The announcement by President Uhuru Kenyatta two months ago that the government had earmarked Sh1.9 billion to provide additional desks to primary schools was welcome and institutions across the country have started receiving the desks, although, unsurprisingly, there were reports earlier in the week that some suppliers of these desks have not been paid.

Can the ministry confirm how many desks have been procured and how they have been distributed?

To his credit, Cabinet Secretary George Magoha and his team published in July elaborate guidelines to manage the return-to-school challenge.

The protocols listed what needed to have been done before schools reopened and after they opened. It detailed how situations in classrooms were to be managed, in dining places, in dormitories,  and so on. It is a 27-page document that those running schools will be well advised to read.

It is clearly too detailed and not everything listed there will apply to all schools. But it provides a framework and the basis for evaluating the readiness of schools.

So, since it is barely four weeks to the reopening of schools, teams made up of representatives of the relevant ministries should be hard at work at the ward level, visiting all schools with a check-list of the basic elements that should be in place by January 4.

The mobilisation should be more elaborate.
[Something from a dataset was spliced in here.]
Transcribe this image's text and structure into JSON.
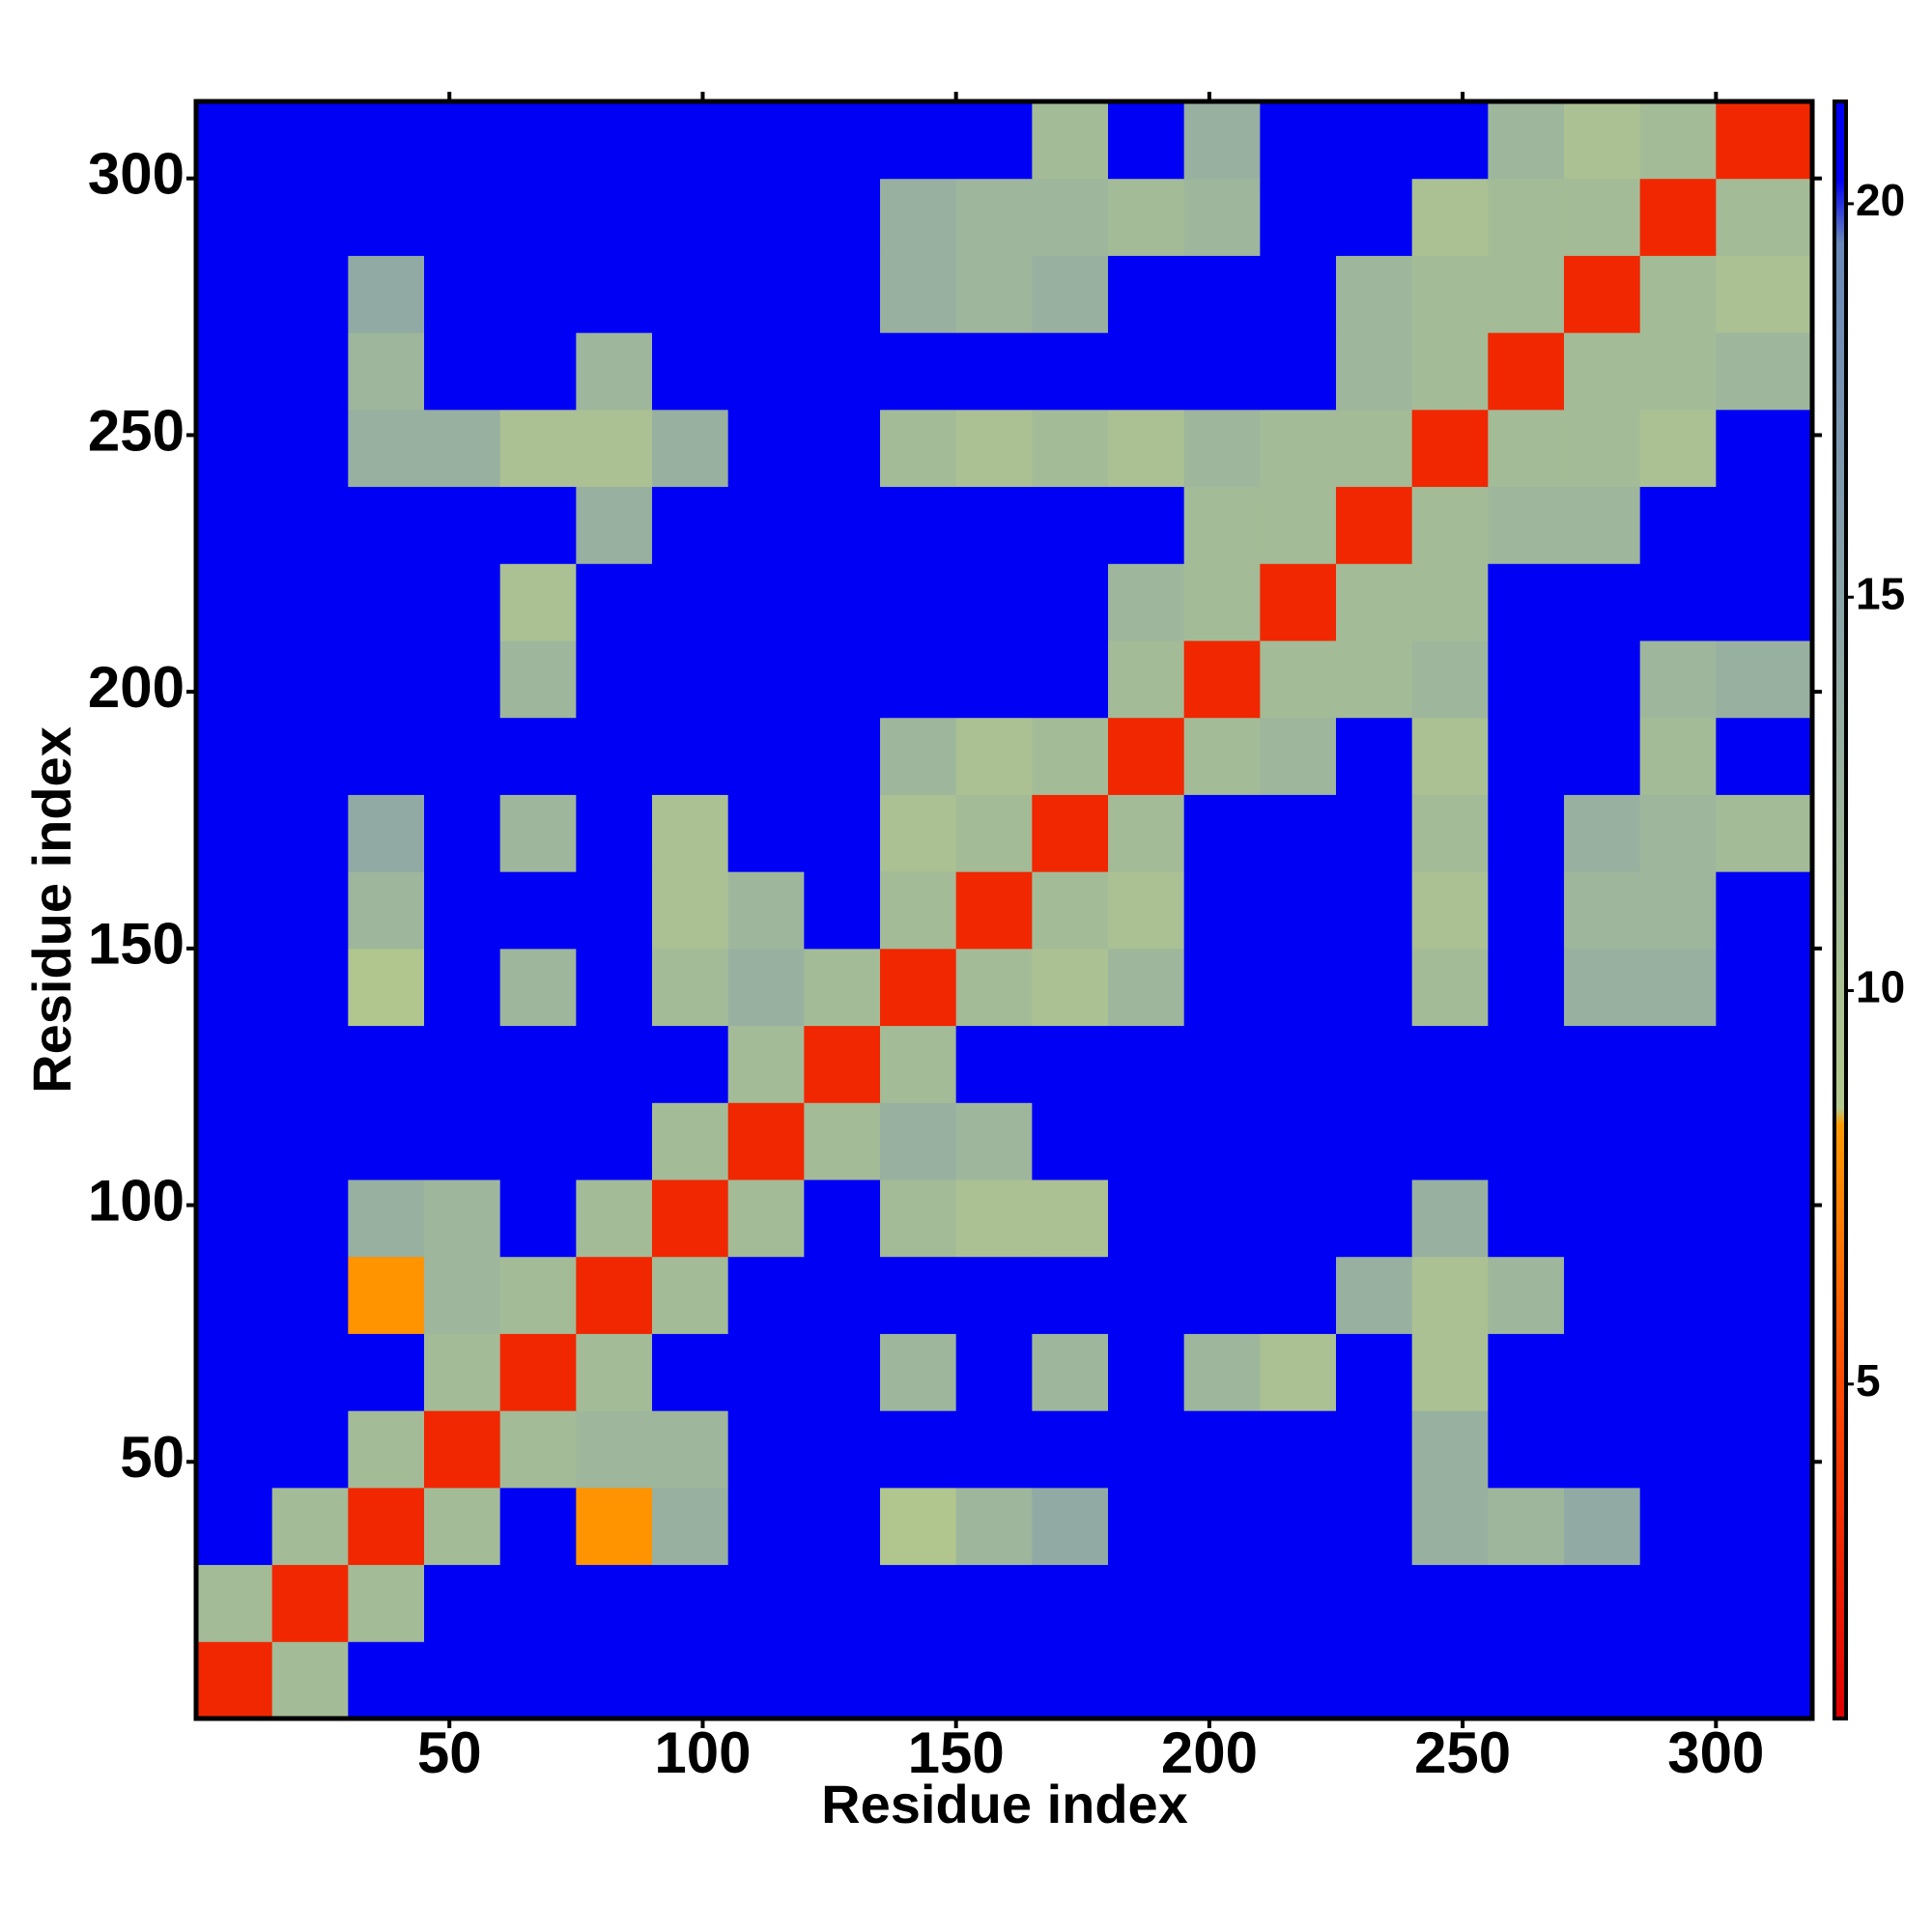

Four years ago during the well-publicised campaign to eradicate cheating from the exam system, we saw all Cabinet secretaries go to supervise the opening of containers that had the exam papers in various parts of the country.

Even more currently, the State machinery is energetically being mobilised to gather the signatures needed as the first step towards the referendum being forced on the country.

For me, the worry is not so much that schools are going to open even as the Covid-19 cases appear to be on the rise. It is that with so little time left to the inevitable reopening, there does not seem to be much public engagement with how well prepared the schools are or ought to be to guarantee the safety of learners.

Re-usable masks

We recently heard Treasury Cabinet Secretary Ukur Yatani just stop short of saying that Kenya is broke.

But though broke we may be, we see that Sh6.3 billion has been found to provide some insurance to civil servants and health workers, partly because the latter can force their case by threatening to go on strike.

We also know Mr Yatani will find the cash required to hold the referendum in the coming months and that counties are still spending on non-essentials.

All schools must at least be assured that learners will have running water or sanitisers available and that they will also get re-usable masks that can be produced quite cheaply.

Let the government for once demonstrate that even in the grip of political schizophrenia, it can be lucid enough to prioritise a truly legitimate cause.